八月十四日。お盆真っ只な午前中に伊呂波の前で待ち合わせをし、亮さん所有のワゴンに乗り込んだ。前日仕事だった亮さんに代わり、行きの運転は柴主任。


裏道とナビをポイントで使い分け、少しの渋滞に巻き込まれはしたけどお昼過ぎには到着する。車を駐車場に停めて案内看板に従うと、そこは澄んだ水の流れる川の側な綺麗なキャンプ場だった。キャンプ場って泊まらなくてもバーベキューだけでもいいのね、と感心した。もっと奥にはコテージもあるらしい。


川から一段上がったバーベキュー専用のスペースには他にもお客さんもいて、予約制らしくグループごとに区分がされてた。

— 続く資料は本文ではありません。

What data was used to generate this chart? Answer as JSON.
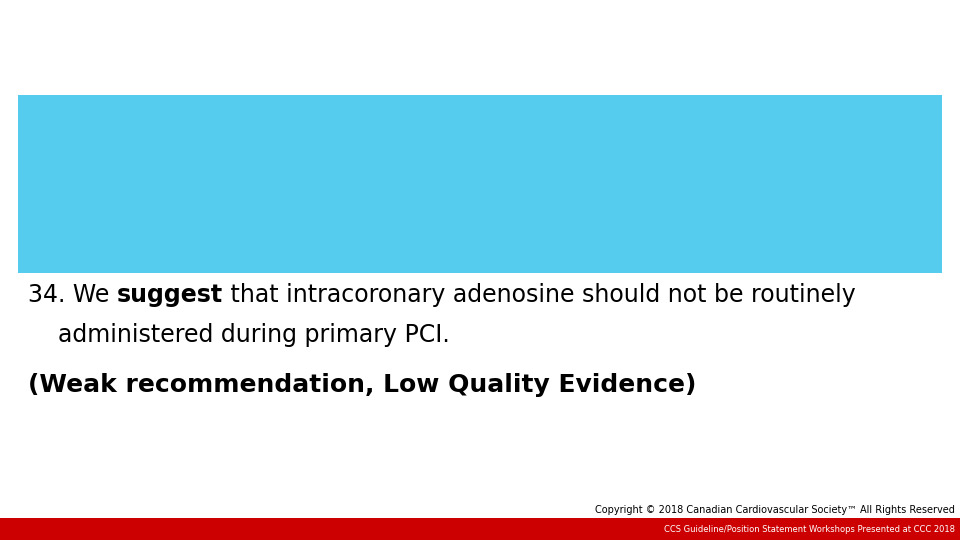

テンション上がり騒ぐのは私だけ。斜め後ろにて、華さんの足にぶら下がっている美幼女の真綾ちゃんは、実は初対面の朝から一言も喋ってくれない。どころかまだ目も合わない。亮さんの子でもあるからという華さんの言葉に大いに頷いた。真綾ちゃんは、絹のような黒髪をサイド編み込みのポニーテールにしてもらっていて、デイジー柄の半袖チュニックに怪我防止の為にとジーンズ、水陸両用のスニーカーで快活可愛い。用意してきたアレルギー対応のクッキー、今日中に渡せるだろうか。


亮さんがテントを張る。亮さんがバーベキュー用具をセットする。亮さんが種火を点け炭を赤く熱する。亮さんが下拵えしてきた野菜たちをクーラーボックスから取り出す。お肉は……と迷う素振りをしたから私は駆けつけた。律儀なお方だ。カートを勝手に触っていいか考えてくれたんだろう。お肉の入った発泡スチロールの上には、私のバッグが乗せてあったから。


じゃじゃんとお肉を披露すると、亮さんは一重の目を見張った。


「うわ……すごいな。いい肉。青葉ちゃん、後で必ず精算な」


「ええ~。家族割りだからお安いんですよ」


お肉代は私がもつと言ってたのだ。ここまでのガソリン代出してないしと主張をすると、亮さんは真綾ちゃんと戯れる柴主任に特に多く請求すればいいと言い放った。